Fred Saad: Well, we achieved it because in countries like the U.S., Canada, and Western Europe, availability of an ARPI in the hormone-sensitive setting became more and more widely available. To make this study possible and the results reliable, we had to go to countries where ADT alone was still a widely used standard of care. Brazil is a big contributor to the study, and a lot of the Black race came from Brazil. Asia, including India, were very important contributors to this study, where, as we all know, even though some drugs are approved, access is very difficult. And so they were really happy to be part of this study with two out of three patients getting access to drugs that otherwise wouldn't be accessible for their patients.

Neeraj Agarwal: That's a very important point, and thank you for highlighting that. How do you see this data affecting our practice across the world for people treating patients with metastatic hormone-sensitive prostate cancer?

Fred Saad: Yeah, I think you and I like to have choices, like to have options, because patients aren't one homogeneous group of people. The disease isn't homogeneous. We've got the high-volume, very aggressive de novo disease with liver mets—that's one extreme—and I would propose those patients, unless really contraindicated, need triplet therapy. And then you have the other extreme where you have low-volume asynchronous metastatic disease, and the consensus was almost 99% at APCCC, they need the doublet of ADT plus an ARPI, which I think now is the standard minimum care that we should be offering patients. And then in between that, we have to adapt to patients' needs, realities, capabilities. I think this adds to that doublet treatment option that we can offer patients and might address some of the issues where drug-drug interactions are a common problem, patients with risk of seizure. I think it's nice to be able to have multiple options and try to use what we think is most appropriate for patients.

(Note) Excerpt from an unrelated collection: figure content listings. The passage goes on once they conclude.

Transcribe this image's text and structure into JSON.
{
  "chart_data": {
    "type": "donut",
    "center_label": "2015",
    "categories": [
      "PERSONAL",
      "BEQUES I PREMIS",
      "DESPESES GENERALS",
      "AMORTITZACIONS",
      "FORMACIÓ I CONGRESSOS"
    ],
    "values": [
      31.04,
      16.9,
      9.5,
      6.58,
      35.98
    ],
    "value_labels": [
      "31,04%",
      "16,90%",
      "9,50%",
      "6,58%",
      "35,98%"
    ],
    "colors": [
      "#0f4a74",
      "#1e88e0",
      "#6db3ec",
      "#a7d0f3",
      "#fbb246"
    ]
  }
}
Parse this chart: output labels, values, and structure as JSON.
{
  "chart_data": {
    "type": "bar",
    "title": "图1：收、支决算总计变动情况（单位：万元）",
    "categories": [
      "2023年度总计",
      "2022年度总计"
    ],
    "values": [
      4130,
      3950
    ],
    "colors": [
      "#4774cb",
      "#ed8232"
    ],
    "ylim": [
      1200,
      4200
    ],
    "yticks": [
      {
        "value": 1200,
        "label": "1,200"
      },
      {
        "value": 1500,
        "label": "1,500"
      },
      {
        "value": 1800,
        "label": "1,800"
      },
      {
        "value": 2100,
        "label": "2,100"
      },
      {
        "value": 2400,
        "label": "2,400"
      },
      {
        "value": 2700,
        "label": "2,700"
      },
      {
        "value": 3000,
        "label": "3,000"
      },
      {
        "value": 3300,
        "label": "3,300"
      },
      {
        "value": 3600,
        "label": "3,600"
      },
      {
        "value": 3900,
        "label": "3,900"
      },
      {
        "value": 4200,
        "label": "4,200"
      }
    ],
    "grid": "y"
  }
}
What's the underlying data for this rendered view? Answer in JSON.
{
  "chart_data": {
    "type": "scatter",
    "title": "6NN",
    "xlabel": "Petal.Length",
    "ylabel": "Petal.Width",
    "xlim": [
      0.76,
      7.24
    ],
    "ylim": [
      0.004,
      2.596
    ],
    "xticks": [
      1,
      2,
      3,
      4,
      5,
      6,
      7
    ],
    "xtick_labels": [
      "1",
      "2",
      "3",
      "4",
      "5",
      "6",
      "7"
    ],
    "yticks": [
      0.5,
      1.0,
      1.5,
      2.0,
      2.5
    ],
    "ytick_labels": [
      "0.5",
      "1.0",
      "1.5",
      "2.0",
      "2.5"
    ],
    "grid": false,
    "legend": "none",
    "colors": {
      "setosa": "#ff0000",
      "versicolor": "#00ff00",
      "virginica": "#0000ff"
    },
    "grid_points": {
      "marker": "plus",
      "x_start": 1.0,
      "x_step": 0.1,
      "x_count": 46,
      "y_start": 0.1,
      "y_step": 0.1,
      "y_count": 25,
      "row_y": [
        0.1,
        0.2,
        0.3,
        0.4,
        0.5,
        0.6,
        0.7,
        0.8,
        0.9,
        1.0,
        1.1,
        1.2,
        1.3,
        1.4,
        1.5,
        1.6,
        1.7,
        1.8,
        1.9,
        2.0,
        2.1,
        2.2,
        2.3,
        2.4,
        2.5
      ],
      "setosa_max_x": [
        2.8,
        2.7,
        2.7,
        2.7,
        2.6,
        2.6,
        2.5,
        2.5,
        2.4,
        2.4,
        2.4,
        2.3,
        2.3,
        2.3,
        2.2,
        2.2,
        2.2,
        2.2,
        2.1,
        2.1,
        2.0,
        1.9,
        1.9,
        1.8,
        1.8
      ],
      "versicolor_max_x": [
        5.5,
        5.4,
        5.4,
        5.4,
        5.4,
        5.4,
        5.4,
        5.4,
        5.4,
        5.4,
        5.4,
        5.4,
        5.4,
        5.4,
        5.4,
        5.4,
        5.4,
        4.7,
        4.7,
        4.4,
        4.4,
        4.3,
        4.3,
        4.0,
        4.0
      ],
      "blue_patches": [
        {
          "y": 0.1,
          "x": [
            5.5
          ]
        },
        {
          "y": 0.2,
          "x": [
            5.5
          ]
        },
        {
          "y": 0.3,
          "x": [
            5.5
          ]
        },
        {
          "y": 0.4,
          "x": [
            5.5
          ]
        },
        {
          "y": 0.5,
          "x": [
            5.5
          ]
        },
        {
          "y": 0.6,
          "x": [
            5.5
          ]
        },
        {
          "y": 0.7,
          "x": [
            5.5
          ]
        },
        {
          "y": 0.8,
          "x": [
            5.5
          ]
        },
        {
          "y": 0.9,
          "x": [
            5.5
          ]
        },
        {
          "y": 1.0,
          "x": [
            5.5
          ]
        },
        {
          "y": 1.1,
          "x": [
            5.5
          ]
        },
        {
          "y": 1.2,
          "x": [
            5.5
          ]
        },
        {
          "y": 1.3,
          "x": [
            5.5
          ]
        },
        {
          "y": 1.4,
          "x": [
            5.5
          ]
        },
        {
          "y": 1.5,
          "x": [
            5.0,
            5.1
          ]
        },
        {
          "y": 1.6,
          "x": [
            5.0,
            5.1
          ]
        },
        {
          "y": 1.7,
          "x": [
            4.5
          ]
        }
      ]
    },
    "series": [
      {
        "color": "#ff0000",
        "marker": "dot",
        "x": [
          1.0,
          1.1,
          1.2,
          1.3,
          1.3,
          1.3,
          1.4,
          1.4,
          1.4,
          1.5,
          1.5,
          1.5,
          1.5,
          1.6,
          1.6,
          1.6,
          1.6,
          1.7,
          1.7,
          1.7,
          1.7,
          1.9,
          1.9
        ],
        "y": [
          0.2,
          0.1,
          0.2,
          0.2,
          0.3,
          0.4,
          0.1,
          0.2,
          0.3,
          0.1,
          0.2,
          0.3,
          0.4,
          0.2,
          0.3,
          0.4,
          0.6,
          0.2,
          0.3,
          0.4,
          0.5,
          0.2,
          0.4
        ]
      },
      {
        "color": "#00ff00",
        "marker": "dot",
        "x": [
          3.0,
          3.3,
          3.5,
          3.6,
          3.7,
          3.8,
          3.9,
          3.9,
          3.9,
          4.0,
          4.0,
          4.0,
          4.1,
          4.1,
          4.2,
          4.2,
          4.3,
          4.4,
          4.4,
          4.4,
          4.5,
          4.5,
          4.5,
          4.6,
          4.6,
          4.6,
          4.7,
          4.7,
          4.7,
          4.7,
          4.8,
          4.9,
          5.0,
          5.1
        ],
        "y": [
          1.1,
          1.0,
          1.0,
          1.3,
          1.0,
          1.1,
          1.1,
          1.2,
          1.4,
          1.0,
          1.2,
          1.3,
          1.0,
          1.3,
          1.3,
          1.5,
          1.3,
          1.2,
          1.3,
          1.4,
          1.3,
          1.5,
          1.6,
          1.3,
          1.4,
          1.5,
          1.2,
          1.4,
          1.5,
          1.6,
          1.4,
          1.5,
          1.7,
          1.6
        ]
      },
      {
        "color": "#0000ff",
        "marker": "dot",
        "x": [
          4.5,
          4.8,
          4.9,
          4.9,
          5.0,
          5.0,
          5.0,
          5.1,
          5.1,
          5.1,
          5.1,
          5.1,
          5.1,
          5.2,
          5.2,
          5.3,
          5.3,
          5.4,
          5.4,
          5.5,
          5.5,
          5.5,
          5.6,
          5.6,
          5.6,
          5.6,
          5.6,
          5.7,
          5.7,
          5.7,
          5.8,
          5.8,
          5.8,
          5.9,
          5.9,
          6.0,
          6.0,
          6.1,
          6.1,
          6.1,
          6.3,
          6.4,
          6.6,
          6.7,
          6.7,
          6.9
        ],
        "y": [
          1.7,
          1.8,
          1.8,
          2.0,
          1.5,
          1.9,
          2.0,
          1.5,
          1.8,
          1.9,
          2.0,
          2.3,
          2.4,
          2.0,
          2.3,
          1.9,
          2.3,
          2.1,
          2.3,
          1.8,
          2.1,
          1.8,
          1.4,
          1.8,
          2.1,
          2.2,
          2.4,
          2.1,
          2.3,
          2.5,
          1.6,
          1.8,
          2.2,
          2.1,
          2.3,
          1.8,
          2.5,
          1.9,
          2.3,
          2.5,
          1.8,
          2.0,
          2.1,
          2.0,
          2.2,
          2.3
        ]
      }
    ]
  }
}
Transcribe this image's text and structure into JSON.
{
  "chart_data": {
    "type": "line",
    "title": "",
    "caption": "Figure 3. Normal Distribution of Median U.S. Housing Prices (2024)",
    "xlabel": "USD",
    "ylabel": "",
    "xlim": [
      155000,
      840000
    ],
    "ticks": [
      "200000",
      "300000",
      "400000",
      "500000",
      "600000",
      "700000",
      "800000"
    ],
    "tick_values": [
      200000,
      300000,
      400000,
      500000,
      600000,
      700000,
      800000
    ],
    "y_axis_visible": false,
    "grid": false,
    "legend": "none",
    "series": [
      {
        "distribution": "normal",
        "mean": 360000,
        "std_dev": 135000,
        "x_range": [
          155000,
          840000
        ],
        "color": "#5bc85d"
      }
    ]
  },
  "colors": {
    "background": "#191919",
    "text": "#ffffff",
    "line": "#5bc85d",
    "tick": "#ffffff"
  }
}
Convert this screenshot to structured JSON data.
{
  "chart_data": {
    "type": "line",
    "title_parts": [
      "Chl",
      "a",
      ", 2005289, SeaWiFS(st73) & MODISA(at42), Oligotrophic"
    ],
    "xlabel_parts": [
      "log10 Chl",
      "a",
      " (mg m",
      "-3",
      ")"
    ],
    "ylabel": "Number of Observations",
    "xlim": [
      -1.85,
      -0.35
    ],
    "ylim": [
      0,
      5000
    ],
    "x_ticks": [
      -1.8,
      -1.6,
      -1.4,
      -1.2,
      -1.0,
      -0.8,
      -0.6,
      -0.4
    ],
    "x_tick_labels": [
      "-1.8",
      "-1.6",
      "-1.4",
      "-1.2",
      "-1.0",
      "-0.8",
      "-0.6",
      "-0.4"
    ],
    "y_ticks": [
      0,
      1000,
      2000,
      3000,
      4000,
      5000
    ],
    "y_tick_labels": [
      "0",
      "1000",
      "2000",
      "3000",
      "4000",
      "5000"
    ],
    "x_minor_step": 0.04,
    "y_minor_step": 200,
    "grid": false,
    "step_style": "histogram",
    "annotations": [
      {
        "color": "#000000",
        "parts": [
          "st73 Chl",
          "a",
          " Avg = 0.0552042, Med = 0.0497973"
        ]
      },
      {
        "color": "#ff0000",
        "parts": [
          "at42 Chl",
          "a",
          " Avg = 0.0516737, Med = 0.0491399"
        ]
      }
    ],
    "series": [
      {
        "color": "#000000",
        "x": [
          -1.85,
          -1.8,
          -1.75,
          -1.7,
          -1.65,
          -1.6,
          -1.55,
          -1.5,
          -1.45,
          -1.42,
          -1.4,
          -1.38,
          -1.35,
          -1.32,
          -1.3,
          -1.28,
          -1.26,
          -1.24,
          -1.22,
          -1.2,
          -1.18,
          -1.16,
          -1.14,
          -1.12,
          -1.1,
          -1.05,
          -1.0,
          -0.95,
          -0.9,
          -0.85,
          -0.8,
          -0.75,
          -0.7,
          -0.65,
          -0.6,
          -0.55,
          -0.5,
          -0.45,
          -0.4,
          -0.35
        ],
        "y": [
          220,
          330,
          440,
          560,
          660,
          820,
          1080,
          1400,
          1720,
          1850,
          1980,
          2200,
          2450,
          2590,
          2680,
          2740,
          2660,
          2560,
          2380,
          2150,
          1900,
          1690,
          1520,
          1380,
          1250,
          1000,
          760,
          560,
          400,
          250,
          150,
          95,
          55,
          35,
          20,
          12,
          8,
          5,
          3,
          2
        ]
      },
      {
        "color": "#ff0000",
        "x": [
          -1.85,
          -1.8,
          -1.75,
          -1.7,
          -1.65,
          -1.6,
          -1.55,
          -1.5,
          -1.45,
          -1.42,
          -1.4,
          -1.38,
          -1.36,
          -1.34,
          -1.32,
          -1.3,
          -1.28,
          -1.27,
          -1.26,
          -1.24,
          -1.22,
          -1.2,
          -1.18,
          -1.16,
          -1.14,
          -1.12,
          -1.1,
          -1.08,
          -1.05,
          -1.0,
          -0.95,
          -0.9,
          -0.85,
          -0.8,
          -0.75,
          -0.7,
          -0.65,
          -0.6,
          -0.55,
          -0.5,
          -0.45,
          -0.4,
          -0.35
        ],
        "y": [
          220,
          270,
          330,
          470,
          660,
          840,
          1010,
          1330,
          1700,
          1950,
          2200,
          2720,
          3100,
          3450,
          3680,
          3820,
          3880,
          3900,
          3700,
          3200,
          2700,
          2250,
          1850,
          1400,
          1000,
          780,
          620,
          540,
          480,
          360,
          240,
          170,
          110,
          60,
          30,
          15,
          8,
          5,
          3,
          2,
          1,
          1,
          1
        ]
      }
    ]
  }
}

Neeraj Agarwal: Thank you. So could you please comment on the side effect profile, what you observed in this trial, especially compared to what you have seen in your practice historically?

Fred Saad: Yeah. The striking thing of what we observed is what we didn't observe—it is the very little difference that we actually saw between the placebo and the darolutamide. I have had patients that have had adverse events to darolutamide, like I've had patients that have had serious adverse events to ADT. But this is why it takes randomized trials that are blinded to really see just how little difference we see between darolutamide and placebo. This is, I think, one of the strong points why people were saying we need to be able to access darolutamide without always being obliged to combine it with chemotherapy. Hopefully, this trial will lead to the approval around the world.

Neeraj Agarwal: And any final remarks before we conclude the session?

Fred Saad: Well, the final remarks are clearly that we have multiple options and we need to think of what the patient needs and what they can tolerate. So it's, I think, just great that you and I have lived in an era where we went from almost nothing to offer patients, now to a multitude of options. I think it's great that we can tailor treatment to patient needs, cancer realities, and I think this adds to that. And specifically on darolutamide, what's really nice is if you start darolutamide and ADT, which I think would be the standard for many patients, and we decide after a few weeks of discussion that they need chemo, that transition is a very safe transition to adding chemo to darolutamide if we feel it's needed.

Neeraj Agarwal: Well, thank you, Dr. Saad, again, and congratulations for presenting this remarkable data to all of us.

Fred Saad: Thank you very much, Neeraj, always a pleasure.